To deal with the subject in its entirety, I'd have to write a book. Luckily, there has already been a book written on it - and it's the best example I've come across (as well as the description I'm relying on) of the understanding of literary criticism. Comparatively, I've done a poor job here, and if you are interested in literary criticism, you should read it.

That said, I agree entirely with your final paragraph. Although I have described here a particular way of looking at literary studies and criticism generally, the questions I'm trying to define and answer are far more complicated than they may seem here. I just want to point to a couple things therein before I save my reply.

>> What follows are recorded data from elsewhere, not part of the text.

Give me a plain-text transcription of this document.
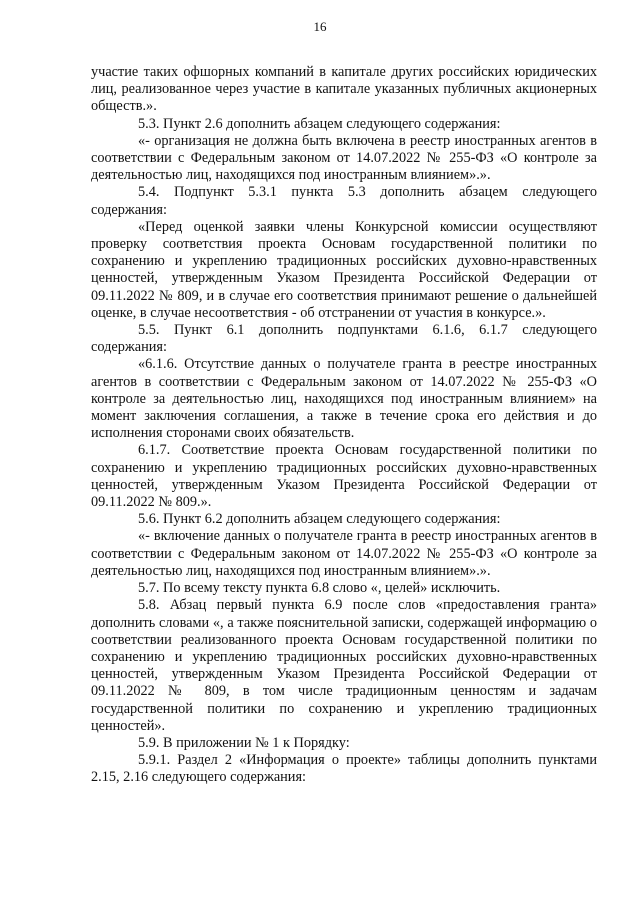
16

участие таких офшорных компаний в капитале других российских юридических лиц, реализованное через участие в капитале указанных публичных акционерных обществ.».

5.3. Пункт 2.6 дополнить абзацем следующего содержания:

«- организация не должна быть включена в реестр иностранных агентов в соответствии с Федеральным законом от 14.07.2022 № 255-ФЗ «О контроле за деятельностью лиц, находящихся под иностранным влиянием».».

5.4. Подпункт 5.3.1 пункта 5.3 дополнить абзацем следующего содержания:

«Перед оценкой заявки члены Конкурсной комиссии осуществляют проверку соответствия проекта Основам государственной политики по сохранению и укреплению традиционных российских духовно-нравственных ценностей, утвержденным Указом Президента Российской Федерации от 09.11.2022 № 809, и в случае его соответствия принимают решение о дальнейшей оценке, в случае несоответствия - об отстранении от участия в конкурсе.».

5.5. Пункт 6.1 дополнить подпунктами 6.1.6, 6.1.7 следующего содержания:

«6.1.6. Отсутствие данных о получателе гранта в реестре иностранных агентов в соответствии с Федеральным законом от 14.07.2022 № 255-ФЗ «О контроле за деятельностью лиц, находящихся под иностранным влиянием» на момент заключения соглашения, а также в течение срока его действия и до исполнения сторонами своих обязательств.

6.1.7. Соответствие проекта Основам государственной политики по сохранению и укреплению традиционных российских духовно-нравственных ценностей, утвержденным Указом Президента Российской Федерации от 09.11.2022 № 809.».

5.6. Пункт 6.2 дополнить абзацем следующего содержания:

«- включение данных о получателе гранта в реестр иностранных агентов в соответствии с Федеральным законом от 14.07.2022 № 255-ФЗ «О контроле за деятельностью лиц, находящихся под иностранным влиянием».».

5.7. По всему тексту пункта 6.8 слово «, целей» исключить.

5.8. Абзац первый пункта 6.9 после слов «предоставления гранта» дополнить словами «, а также пояснительной записки, содержащей информацию о соответствии реализованного проекта Основам государственной политики по сохранению и укреплению традиционных российских духовно-нравственных ценностей, утвержденным Указом Президента Российской Федерации от 09.11.2022 № 809, в том числе традиционным ценностям и задачам государственной политики по сохранению и укреплению традиционных ценностей».

5.9. В приложении № 1 к Порядку:

5.9.1. Раздел 2 «Информация о проекте» таблицы дополнить пунктами 2.15, 2.16 следующего содержания:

> As some others have said, there is not necessarily any one right way to interpret a work of literature, but there are more or less good ways to do it.

I think given my understanding of interpretation, and the idea that it necessarily lies within the realm of probability as opposed to certainty, this point has even more weight.

> For starters, a good reader will use his intellect to recognize that the question of authorial intention and literary meaning is a complicated question, not easily resolved or dismissed.

Absolutely. Even when we have a 'most probable' sense of the meaning of a text, new information can change that meaning - and thus displace criticism relying on it. This is, in part, why it is so important to try and include as much information as possible when interpreting a text: if, as has been popular, we rely exclusively on textual evidence and ignore all non-textual evidence we run the risk of misinterpreting a text (and the more we look at it, the more certain we will be of our misinterpretation). Hirsch gives an excellent example of this in his book [linked above] (albeit a bit long) that I'm willing to type up if you're interested. It's an example of how we might evaluate two divergent examples of criticism regarding Wordsworth's A Slumber Did my Spirit Seal based on the interpretation of meaning.

> I hope this post has helped to unpack some of those complications, if not to refute the fact that the curtains are indeed blue.

Indeed, while my project here was to try and point to certain flaws I see in your post, it is nonetheless an excellent one. Hopefully my own has helped unpack some of these problems even more.